Deep Convolutional Networks as shallow Gaussian Processes
This work provides a theoretical link between CNNs and GPs, which could benefit researchers in machine learning by offering interpretable models with few hyperparameters, though it is incremental as it extends prior results from dense networks to convolutional architectures.
The authors tackled the problem of connecting deep convolutional neural networks to Gaussian processes by showing that a CNN with appropriate priors becomes a Gaussian process in the limit of infinitely many filters, and they demonstrated this with a kernel equivalent to a 32-layer ResNet achieving 0.84% classification error on MNIST, setting a new record for GPs with comparable parameters.
We show that the output of a (residual) convolutional neural network (CNN) with an appropriate prior over the weights and biases is a Gaussian process (GP) in the limit of infinitely many convolutional filters, extending similar results for dense networks.
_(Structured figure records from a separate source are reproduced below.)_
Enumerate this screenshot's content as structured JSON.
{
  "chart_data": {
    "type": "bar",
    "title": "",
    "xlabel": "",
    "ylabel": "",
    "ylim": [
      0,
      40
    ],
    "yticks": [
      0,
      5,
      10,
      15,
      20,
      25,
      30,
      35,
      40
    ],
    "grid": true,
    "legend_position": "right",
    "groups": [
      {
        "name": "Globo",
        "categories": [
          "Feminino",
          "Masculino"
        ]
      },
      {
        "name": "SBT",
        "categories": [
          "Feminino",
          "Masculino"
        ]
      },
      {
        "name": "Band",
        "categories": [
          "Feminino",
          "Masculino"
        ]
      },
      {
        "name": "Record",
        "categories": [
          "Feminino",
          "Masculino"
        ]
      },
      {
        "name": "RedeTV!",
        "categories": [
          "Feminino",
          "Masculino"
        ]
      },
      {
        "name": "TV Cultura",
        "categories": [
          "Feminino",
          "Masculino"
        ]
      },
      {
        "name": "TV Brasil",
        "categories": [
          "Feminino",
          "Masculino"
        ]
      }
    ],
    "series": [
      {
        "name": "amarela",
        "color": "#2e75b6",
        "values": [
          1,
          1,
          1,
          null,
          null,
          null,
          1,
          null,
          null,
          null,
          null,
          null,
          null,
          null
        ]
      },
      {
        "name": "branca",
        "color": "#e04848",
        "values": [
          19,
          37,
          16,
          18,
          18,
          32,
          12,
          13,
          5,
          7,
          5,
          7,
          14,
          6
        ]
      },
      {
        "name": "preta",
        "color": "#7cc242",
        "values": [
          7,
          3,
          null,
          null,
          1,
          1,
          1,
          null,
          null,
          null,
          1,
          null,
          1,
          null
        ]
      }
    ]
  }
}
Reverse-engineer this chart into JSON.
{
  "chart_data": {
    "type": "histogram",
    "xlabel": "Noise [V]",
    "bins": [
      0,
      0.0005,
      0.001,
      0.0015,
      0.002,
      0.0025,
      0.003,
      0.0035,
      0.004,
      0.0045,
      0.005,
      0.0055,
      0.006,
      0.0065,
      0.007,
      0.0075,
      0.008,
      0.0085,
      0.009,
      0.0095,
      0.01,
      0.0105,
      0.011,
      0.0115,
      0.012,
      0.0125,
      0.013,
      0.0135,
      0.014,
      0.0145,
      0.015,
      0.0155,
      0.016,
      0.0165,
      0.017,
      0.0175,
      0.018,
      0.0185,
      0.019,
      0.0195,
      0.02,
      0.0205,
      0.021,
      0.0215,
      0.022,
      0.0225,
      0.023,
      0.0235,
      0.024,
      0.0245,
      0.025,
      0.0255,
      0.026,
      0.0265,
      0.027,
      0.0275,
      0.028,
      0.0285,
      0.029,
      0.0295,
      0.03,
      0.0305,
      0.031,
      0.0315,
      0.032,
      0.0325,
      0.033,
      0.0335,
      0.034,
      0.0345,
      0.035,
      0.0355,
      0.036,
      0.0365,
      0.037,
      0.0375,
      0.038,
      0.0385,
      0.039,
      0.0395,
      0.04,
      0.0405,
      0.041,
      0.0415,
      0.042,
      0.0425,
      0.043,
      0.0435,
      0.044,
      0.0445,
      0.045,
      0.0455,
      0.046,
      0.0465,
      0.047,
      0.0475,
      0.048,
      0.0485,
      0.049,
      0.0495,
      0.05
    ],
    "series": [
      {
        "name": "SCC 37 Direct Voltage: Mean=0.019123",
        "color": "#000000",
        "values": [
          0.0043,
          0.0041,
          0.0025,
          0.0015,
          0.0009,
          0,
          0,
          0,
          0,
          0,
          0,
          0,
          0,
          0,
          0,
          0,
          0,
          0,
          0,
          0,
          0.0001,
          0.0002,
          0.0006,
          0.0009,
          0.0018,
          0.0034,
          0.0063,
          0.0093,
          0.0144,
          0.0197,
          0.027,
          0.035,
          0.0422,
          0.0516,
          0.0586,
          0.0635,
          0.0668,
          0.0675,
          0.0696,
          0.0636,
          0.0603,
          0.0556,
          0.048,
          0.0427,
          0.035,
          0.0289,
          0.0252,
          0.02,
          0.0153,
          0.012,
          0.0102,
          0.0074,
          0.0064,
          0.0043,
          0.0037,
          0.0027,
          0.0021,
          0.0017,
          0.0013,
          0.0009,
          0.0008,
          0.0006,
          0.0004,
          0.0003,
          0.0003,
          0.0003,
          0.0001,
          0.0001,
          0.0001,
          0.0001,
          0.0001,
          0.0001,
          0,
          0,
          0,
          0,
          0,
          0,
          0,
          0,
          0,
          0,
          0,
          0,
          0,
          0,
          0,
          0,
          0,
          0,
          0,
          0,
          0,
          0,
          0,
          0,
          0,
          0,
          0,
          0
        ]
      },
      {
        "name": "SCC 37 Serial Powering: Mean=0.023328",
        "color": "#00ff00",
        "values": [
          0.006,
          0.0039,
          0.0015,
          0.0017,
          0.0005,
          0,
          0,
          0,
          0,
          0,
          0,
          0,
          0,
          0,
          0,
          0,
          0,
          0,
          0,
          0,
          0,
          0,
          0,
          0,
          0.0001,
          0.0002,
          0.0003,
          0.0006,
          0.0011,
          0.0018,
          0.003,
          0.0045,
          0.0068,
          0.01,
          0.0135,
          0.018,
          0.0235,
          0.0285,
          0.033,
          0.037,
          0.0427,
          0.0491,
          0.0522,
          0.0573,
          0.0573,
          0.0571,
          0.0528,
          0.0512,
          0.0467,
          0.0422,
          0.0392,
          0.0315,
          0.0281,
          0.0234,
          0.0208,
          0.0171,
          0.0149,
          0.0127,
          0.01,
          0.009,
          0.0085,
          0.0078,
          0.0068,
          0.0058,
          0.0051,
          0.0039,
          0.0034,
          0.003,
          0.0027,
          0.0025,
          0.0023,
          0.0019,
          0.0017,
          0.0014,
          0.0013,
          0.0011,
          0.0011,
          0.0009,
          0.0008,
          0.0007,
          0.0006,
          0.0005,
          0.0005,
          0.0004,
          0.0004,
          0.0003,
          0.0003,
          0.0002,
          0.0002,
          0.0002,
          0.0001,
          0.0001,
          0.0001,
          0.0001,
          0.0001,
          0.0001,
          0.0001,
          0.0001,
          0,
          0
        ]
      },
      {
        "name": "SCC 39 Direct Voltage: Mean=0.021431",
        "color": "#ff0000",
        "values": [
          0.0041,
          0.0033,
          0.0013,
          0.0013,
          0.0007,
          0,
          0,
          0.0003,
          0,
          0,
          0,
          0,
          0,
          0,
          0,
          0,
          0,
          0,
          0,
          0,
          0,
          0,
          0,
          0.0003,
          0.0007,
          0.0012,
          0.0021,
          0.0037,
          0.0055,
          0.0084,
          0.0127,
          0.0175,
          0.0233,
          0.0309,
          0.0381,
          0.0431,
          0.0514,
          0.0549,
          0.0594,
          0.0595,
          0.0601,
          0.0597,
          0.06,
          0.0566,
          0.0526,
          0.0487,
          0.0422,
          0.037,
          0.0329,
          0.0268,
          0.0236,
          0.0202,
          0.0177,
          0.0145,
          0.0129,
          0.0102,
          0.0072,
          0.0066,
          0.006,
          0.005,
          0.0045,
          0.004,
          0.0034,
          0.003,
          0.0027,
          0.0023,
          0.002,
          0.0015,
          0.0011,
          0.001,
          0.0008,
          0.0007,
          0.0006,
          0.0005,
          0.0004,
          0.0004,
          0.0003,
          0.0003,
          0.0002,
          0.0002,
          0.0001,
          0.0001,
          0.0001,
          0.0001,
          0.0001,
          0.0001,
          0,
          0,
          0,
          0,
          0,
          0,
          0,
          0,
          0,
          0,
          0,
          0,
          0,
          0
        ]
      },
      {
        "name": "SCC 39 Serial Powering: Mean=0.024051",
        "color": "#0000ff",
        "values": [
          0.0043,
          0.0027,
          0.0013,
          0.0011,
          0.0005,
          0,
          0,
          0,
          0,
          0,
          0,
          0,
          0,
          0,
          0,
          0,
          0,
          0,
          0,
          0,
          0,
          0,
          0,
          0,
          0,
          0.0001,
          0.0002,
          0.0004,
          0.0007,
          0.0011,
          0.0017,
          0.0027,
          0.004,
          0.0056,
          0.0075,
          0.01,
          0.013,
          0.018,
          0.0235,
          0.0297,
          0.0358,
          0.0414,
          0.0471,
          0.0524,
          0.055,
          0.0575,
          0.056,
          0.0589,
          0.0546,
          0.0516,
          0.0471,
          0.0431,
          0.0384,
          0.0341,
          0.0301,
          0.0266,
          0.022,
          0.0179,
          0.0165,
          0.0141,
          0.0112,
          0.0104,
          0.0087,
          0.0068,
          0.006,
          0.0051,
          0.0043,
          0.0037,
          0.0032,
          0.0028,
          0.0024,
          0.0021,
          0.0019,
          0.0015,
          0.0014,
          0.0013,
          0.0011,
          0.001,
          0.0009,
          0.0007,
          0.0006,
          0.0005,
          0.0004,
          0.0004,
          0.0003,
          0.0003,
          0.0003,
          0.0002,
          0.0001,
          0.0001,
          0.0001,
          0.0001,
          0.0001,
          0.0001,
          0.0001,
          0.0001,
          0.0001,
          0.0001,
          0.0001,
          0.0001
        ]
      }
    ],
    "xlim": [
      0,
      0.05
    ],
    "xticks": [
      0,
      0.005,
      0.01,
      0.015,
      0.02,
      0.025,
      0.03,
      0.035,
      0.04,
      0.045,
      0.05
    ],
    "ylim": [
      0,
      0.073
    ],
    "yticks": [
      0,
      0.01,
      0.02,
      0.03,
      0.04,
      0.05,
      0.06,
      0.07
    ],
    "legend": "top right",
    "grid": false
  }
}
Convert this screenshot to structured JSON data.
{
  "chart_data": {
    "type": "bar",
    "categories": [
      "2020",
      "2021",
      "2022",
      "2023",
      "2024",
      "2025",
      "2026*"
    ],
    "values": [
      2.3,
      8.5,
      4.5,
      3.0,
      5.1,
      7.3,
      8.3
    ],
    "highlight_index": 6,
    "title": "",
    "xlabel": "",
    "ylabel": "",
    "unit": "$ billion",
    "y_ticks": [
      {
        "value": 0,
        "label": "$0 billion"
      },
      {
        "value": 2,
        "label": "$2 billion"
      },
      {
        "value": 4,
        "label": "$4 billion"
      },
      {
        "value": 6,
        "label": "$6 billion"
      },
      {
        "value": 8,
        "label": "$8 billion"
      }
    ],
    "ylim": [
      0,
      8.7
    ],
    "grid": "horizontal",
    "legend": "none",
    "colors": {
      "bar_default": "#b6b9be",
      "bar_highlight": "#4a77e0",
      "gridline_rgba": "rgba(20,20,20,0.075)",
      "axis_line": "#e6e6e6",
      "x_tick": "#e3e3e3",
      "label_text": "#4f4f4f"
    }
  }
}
For a CNN, the equivalent kernel can be computed exactly and, unlike "deep kernels", has very few parameters: only the hyperparameters of the original CNN. Further, we show that this kernel has two properties that allow it to be computed efficiently; the cost of evaluating the kernel for a pair of images is similar to a single forward pass through the original CNN with only one filter per layer. The kernel equivalent to a 32-layer ResNet obtains 0.84% classification error on MNIST, a new record for GPs with a comparable number of parameters.